Friday, August 05, 2011

Reason

An old joke, which I have not been able to adequately source, says this: "The effective IQ of a committee is the highest individual IQ divided by the number of members." This, of course, goes against memes like the wisdom of crowds or the virtues of democracy. But that is only because it is the flip side of such memes: crowds are also mobs, and democracies can be tyrannies from a majority which might be less qualified to make decisions.

I have been in meetings at which reasonable, intelligent and articulate members have cobbled together compromises which are untenable and inadequate; at which said members seem to have consumed too many cream-puffs, which seem to have gone to their heads; at which said heads have turned to gossip-churning mush incapable of strategic planning. And thus, anecdotally, the old joke can indeed seem true.

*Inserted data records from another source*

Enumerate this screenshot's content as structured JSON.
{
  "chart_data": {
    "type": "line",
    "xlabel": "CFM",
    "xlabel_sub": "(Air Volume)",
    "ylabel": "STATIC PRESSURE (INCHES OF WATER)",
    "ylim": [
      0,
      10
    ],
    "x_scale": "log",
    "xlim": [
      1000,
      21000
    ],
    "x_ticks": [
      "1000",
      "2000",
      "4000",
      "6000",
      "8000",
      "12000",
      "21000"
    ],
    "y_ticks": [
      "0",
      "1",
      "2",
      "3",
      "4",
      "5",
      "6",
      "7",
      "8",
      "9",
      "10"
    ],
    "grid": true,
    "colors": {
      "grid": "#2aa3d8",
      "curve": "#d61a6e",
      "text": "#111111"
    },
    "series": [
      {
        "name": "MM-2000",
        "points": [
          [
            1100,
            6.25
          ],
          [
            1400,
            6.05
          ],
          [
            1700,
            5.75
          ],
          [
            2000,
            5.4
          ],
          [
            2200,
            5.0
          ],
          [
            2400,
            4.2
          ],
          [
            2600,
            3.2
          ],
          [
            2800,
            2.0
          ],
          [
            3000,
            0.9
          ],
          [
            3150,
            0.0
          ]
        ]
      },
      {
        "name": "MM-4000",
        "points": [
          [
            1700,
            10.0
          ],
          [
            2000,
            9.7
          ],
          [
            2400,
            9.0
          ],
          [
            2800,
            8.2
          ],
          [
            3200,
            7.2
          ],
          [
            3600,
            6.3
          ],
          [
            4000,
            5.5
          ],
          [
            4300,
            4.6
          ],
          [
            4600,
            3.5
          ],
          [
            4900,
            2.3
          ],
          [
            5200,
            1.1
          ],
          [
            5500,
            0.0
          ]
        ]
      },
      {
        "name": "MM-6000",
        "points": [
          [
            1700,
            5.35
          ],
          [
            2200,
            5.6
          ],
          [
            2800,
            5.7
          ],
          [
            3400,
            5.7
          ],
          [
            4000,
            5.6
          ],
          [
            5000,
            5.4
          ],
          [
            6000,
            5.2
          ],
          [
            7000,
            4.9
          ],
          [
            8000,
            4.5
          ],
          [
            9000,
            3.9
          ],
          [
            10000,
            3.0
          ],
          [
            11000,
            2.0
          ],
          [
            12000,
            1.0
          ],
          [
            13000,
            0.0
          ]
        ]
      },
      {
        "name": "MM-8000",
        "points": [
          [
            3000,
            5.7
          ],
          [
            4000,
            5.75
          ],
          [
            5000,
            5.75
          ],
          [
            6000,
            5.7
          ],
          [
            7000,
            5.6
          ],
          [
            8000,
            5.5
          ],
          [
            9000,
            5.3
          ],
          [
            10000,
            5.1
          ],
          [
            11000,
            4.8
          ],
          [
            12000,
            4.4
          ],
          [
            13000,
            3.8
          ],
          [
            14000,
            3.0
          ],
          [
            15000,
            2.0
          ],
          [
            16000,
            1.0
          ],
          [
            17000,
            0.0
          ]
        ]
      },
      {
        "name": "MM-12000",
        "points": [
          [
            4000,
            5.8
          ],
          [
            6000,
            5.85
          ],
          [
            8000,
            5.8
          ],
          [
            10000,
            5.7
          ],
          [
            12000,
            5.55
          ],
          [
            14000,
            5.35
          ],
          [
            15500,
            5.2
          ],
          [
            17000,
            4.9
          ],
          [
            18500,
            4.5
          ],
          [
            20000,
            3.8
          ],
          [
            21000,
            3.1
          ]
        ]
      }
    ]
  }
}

The world has invested itself in faith of a secular kind — money, machines, meritocracy. This is not surprising, since 'secular' means 'worldly'. What is surprising even though it should not be is that this faith relies on a system of the world that could only be held together by perfect knowledge delivered without mediation — literally 'immediate' — but such a system does not exist. We have put our faith in illusion, as a Buddhist might say; the ancient Israelite would say, "He hangeth the world upon nothing."

The system has never worked, but the closest approximation of its perfect working has been to benefit of those possessing the most powerful means of attaining knowledge. Knowledge is indeed power, although its sinews might be illusion and materiel.

But nobody has perfect knowledge, and that is why, as we come asymptotically closer to that point, we teeter ever more precariously at the abyss of the catastrophe. Should we fall into it, it is not singularity we will achieve, but nullity. The sky will unfold, the scroll will unroll.

And that will be an end to reason, or any pretense at reasoning.